Halkı aydınlatmayı ve toplumsal gelişmeyi kendilerine amaç edinmiş yazarlardan oluşan modern dönem edebiyatının yolculuğu bittabi şöyle serimlenebilir: Tanzimat Edebiyatı, Servet-i Fünun Edebiyatı, Fecr-i Ati Edebiyatı, Milli Edebiyat, Cumhuriyet ve Sonrası Edebiyatı. Ancak yazının kapsamını aşmamak için bu dönemleri bir bir açıklamaktan ziyade her dönemde az ya da çok kendine yurt bulmuş Batı’dan intikal eden edebi akımlara, modern Türk şiirinin ilk evrelerine ve son olarak da modern Türk şiirindeki tartışmalara örnekler üzerinden değinerek yazımı sonlandıracağım.

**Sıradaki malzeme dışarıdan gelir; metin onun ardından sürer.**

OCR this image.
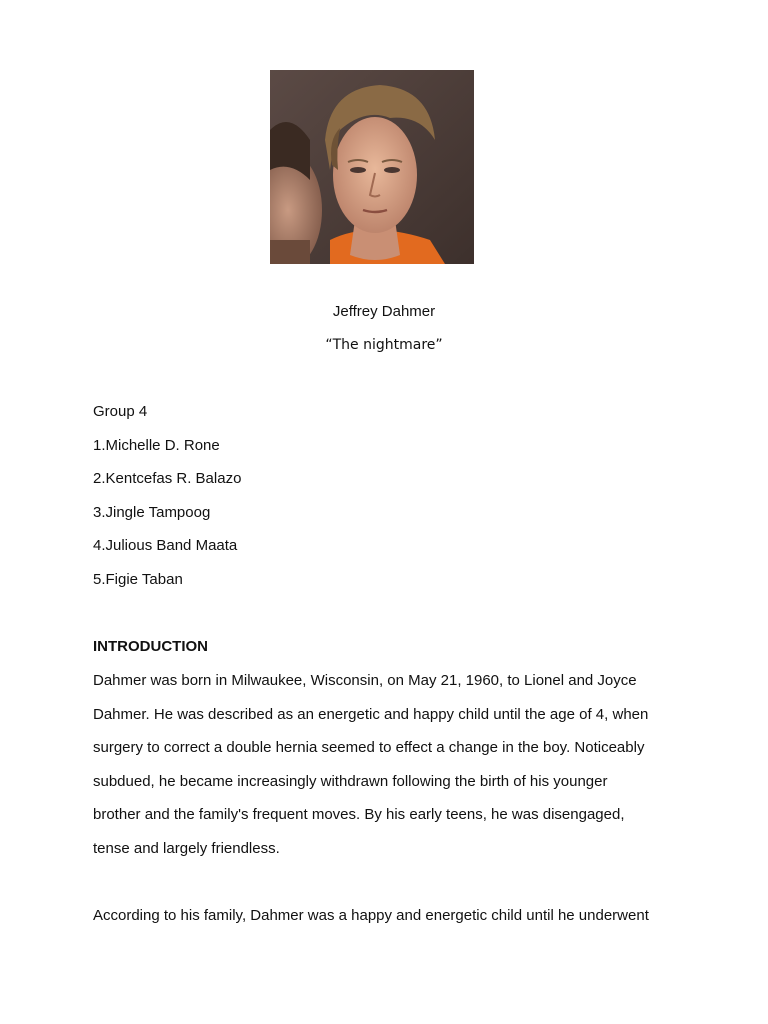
Jeffrey Dahmer
“The nightmare”
Group 4
1.Michelle D. Rone
2.Kentcefas R. Balazo
3.Jingle Tampoog
4.Julious Band Maata
5.Figie Taban
INTRODUCTION
Dahmer was born in Milwaukee, Wisconsin, on May 21, 1960, to Lionel and Joyce
Dahmer. He was described as an energetic and happy child until the age of 4, when
surgery to correct a double hernia seemed to effect a change in the boy. Noticeably
subdued, he became increasingly withdrawn following the birth of his younger
brother and the family's frequent moves. By his early teens, he was disengaged,
tense and largely friendless.
According to his family, Dahmer was a happy and energetic child until he underwent
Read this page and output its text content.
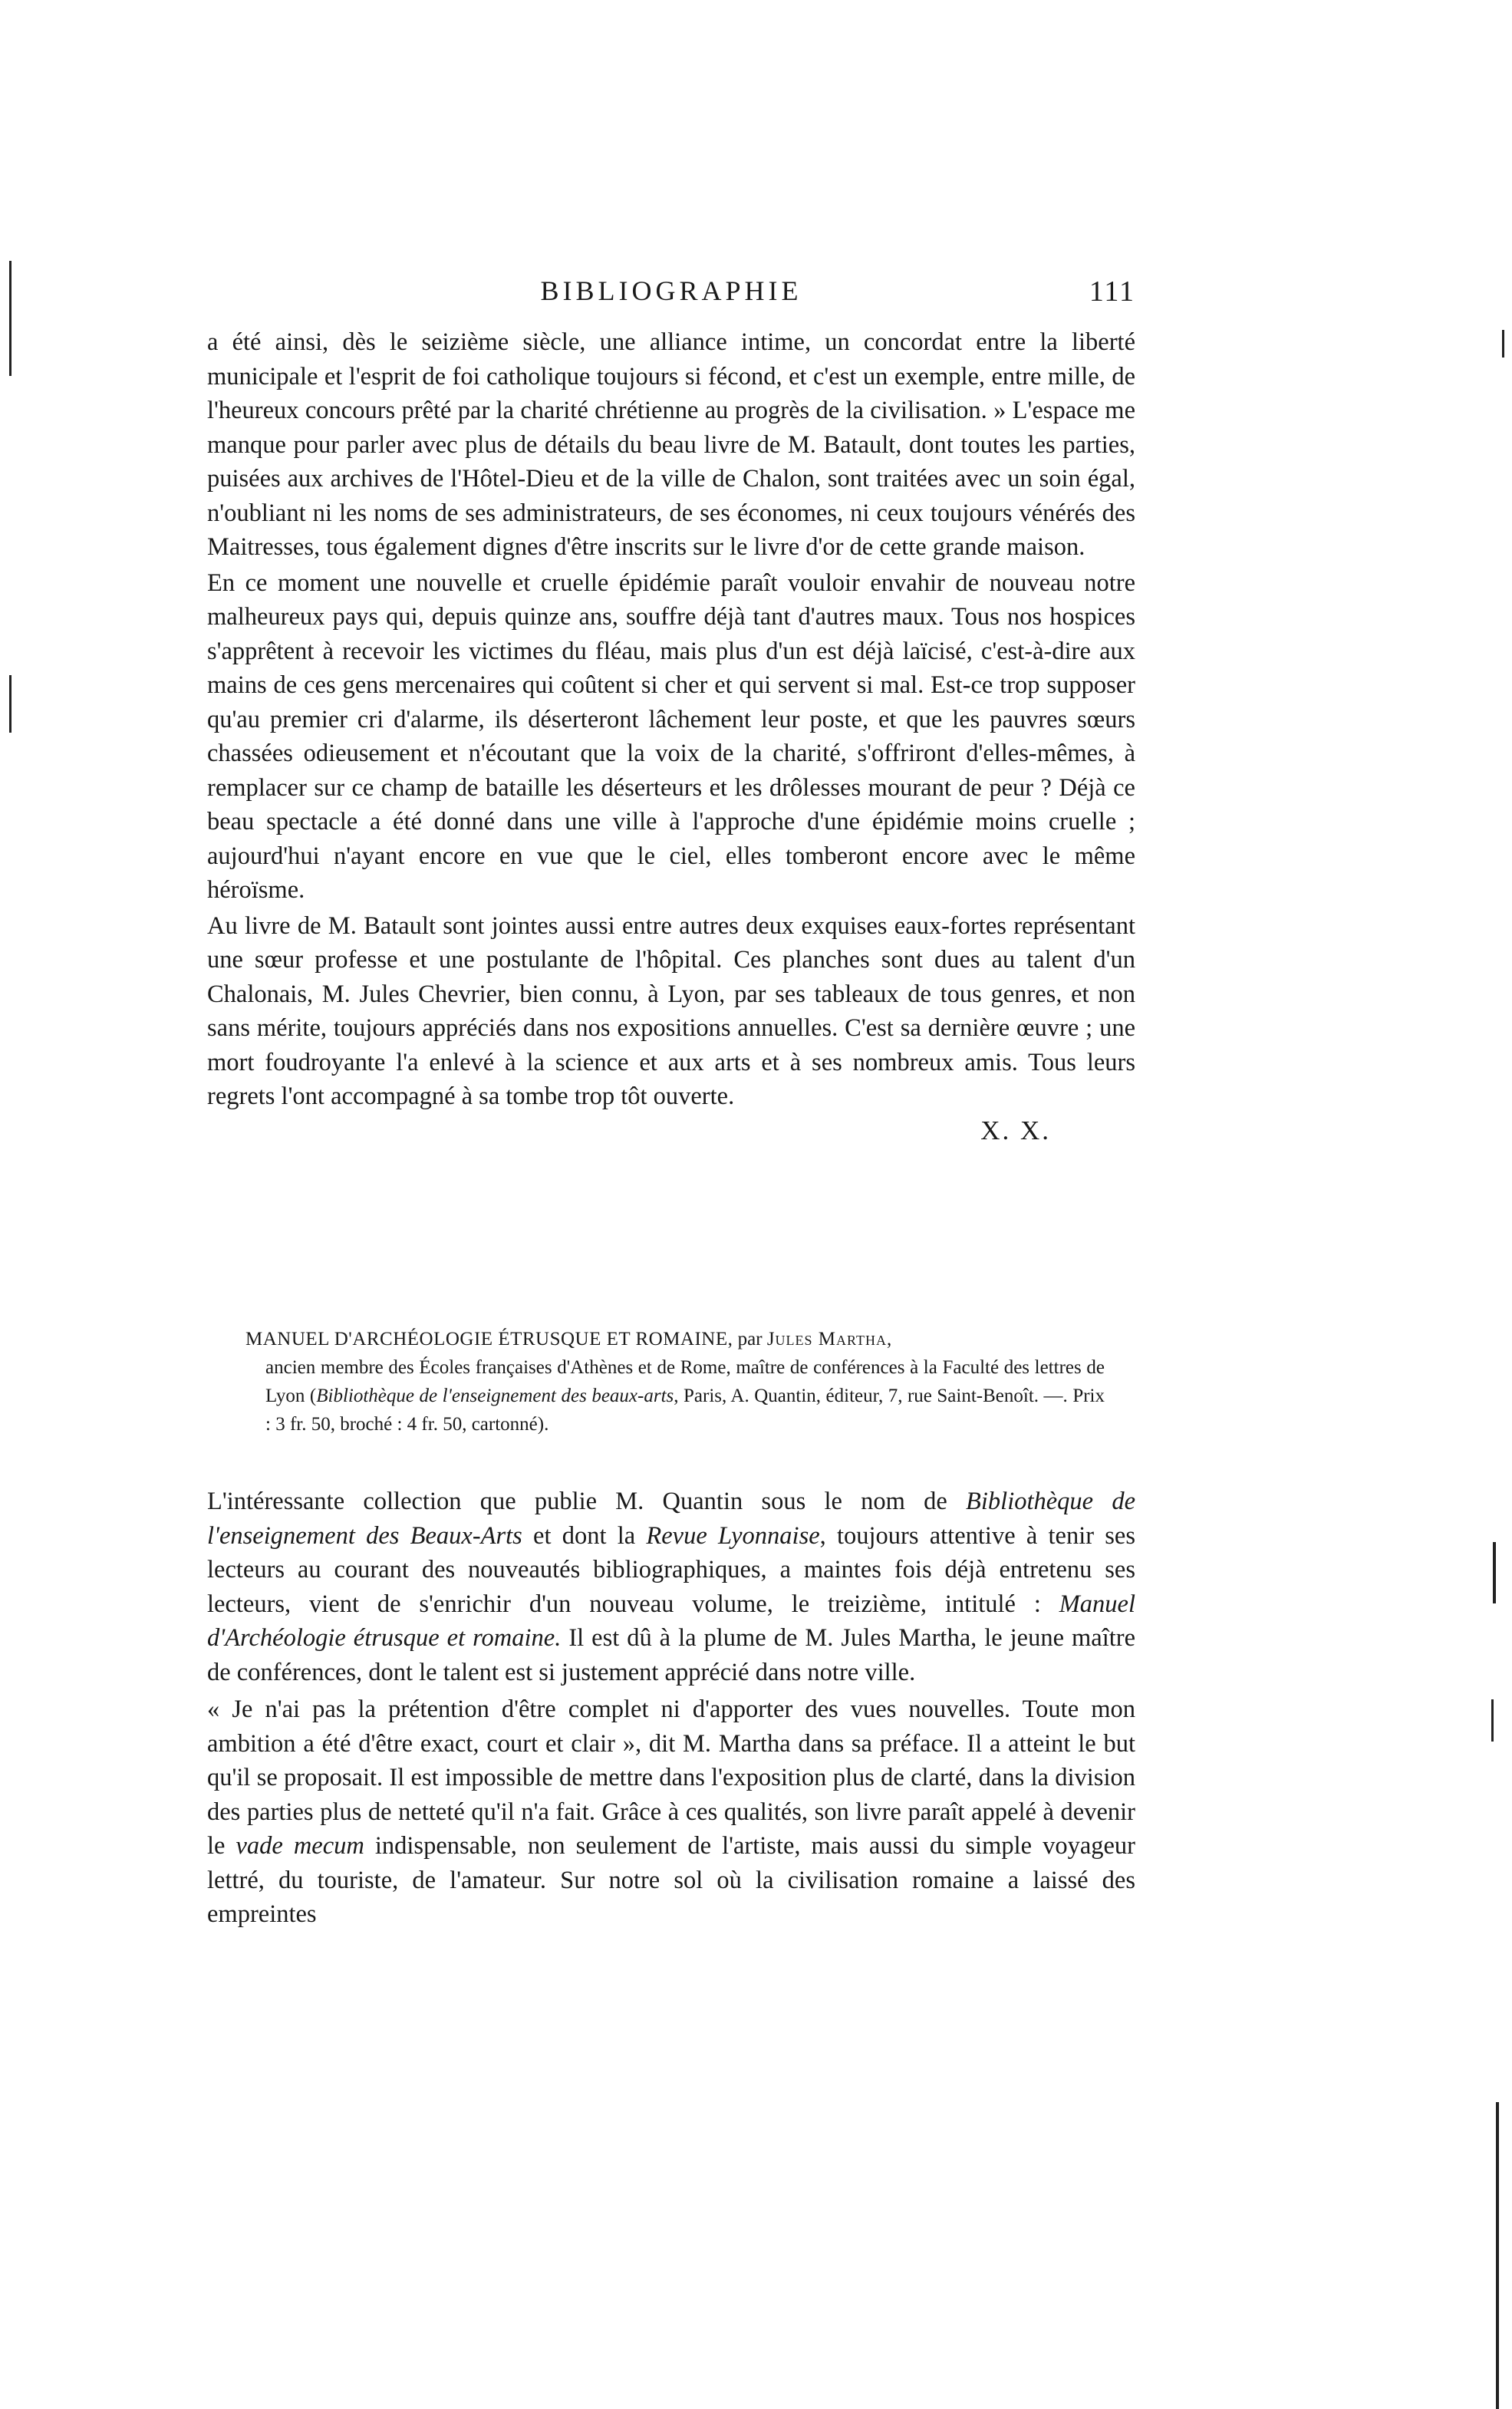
BIBLIOGRAPHIE	111

a été ainsi, dès le seizième siècle, une alliance intime, un concordat entre la liberté municipale et l'esprit de foi catholique toujours si fécond, et c'est un exemple, entre mille, de l'heureux concours prêté par la charité chrétienne au progrès de la civilisation. » L'espace me manque pour parler avec plus de détails du beau livre de M. Batault, dont toutes les parties, puisées aux archives de l'Hôtel-Dieu et de la ville de Chalon, sont traitées avec un soin égal, n'oubliant ni les noms de ses administrateurs, de ses économes, ni ceux toujours vénérés des Maitresses, tous également dignes d'être inscrits sur le livre d'or de cette grande maison.

En ce moment une nouvelle et cruelle épidémie paraît vouloir envahir de nouveau notre malheureux pays qui, depuis quinze ans, souffre déjà tant d'autres maux. Tous nos hospices s'apprêtent à recevoir les victimes du fléau, mais plus d'un est déjà laïcisé, c'est-à-dire aux mains de ces gens mercenaires qui coûtent si cher et qui servent si mal. Est-ce trop supposer qu'au premier cri d'alarme, ils déserteront lâchement leur poste, et que les pauvres sœurs chassées odieusement et n'écoutant que la voix de la charité, s'offriront d'elles-mêmes, à remplacer sur ce champ de bataille les déserteurs et les drôlesses mourant de peur ? Déjà ce beau spectacle a été donné dans une ville à l'approche d'une épidémie moins cruelle ; aujourd'hui n'ayant encore en vue que le ciel, elles tomberont encore avec le même héroïsme.

Au livre de M. Batault sont jointes aussi entre autres deux exquises eaux-fortes représentant une sœur professe et une postulante de l'hôpital. Ces planches sont dues au talent d'un Chalonais, M. Jules Chevrier, bien connu, à Lyon, par ses tableaux de tous genres, et non sans mérite, toujours appréciés dans nos expositions annuelles. C'est sa dernière œuvre ; une mort foudroyante l'a enlevé à la science et aux arts et à ses nombreux amis. Tous leurs regrets l'ont accompagné à sa tombe trop tôt ouverte.

X. X.
MANUEL D'ARCHÉOLOGIE ÉTRUSQUE ET ROMAINE, par Jules Martha,
ancien membre des Écoles françaises d'Athènes et de Rome, maître de conférences à la Faculté des lettres de Lyon (Bibliothèque de l'enseignement des beaux-arts, Paris, A. Quantin, éditeur, 7, rue Saint-Benoît. —. Prix : 3 fr. 50, broché : 4 fr. 50, cartonné).

L'intéressante collection que publie M. Quantin sous le nom de Bibliothèque de l'enseignement des Beaux-Arts et dont la Revue Lyonnaise, toujours attentive à tenir ses lecteurs au courant des nouveautés bibliographiques, a maintes fois déjà entretenu ses lecteurs, vient de s'enrichir d'un nouveau volume, le treizième, intitulé : Manuel d'Archéologie étrusque et romaine. Il est dû à la plume de M. Jules Martha, le jeune maître de conférences, dont le talent est si justement apprécié dans notre ville.

« Je n'ai pas la prétention d'être complet ni d'apporter des vues nouvelles. Toute mon ambition a été d'être exact, court et clair », dit M. Martha dans sa préface. Il a atteint le but qu'il se proposait. Il est impossible de mettre dans l'exposition plus de clarté, dans la division des parties plus de netteté qu'il n'a fait. Grâce à ces qualités, son livre paraît appelé à devenir le vade mecum indispensable, non seulement de l'artiste, mais aussi du simple voyageur lettré, du touriste, de l'amateur. Sur notre sol où la civilisation romaine a laissé des empreintes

Modern Türk Şiirinde Kendine Yurt Bulan Üç Başat Edebi Akım


Modern Türk şiirinde birbirini takip eden üç akım vardır: klasisizm, romantizm ve realizm. Bu akımların ardından başka akımlar da gelir fakat yazının kapsamı bağlamında bu üç akıma değinmek yeterli olduğu için diğerlerine değinmeyeceğim. En basit anlatımıyla klasisizm ölçülülüğü ve akılcılığı temel alan bir akımdır. Modern dönem, önceki dönemlere bir tepki olarak aklın mutlak hakimiyetini ve böylece insanın hem kendine hem de doğaya egemen olması gerekliliğini vaaz eder. Bunların yanında ahlakın, estetiğin, güzelliğin de kendi içlerinde bir ölçüsü vardır. İşte klasisizm böyle bir düşünce ortamını ifade eder. Klasisizmin insanı sadece bir akıl varlığı olarak kavrayışı bir yönden haklı olarak patlak verir ve o patlak da romantizmi doğurur. Edebiyatta romantizm, insanın salt bir akıl olarak değil, aynı zamanda bir duygu varlığı da olduğunu savunan akımdır. Hatta duyguları aklın önüne koyar. Romantizmde artık keskin sınırlar ortadan kaldırılmış, doğa sevgisinden, insanın coşkusundan vb. de bahsedilmeye başlanmıştır. Fakat gitgide durum laçkalaşmış, biçim güzelliği esasın önüne geçmiştir ve bu noktada da realizm (gerçekçilik) ortaya çıkar. Romantizm klasisizme bir tepki olarak ortaya çıkmışken realizm ise hem klasisizme hem de romantizme bir tepki olarak ortaya çıkmıştır. Realizm, romantizmin kaybettirdiği anlamın peşine düşer, ilk önem arz eden anlamdır, biçim ondan sonra gelir. Önceki akımlarda var olan “aristokratik” tutum realizmle yerle bir edilir. Realizmde gündelik hayat, sıradan insanlar, sıradan olaylar, sıradan acılar işlenir. Bu tarafıyla oldukça yenilikçi ve toplumcu bir akımdır.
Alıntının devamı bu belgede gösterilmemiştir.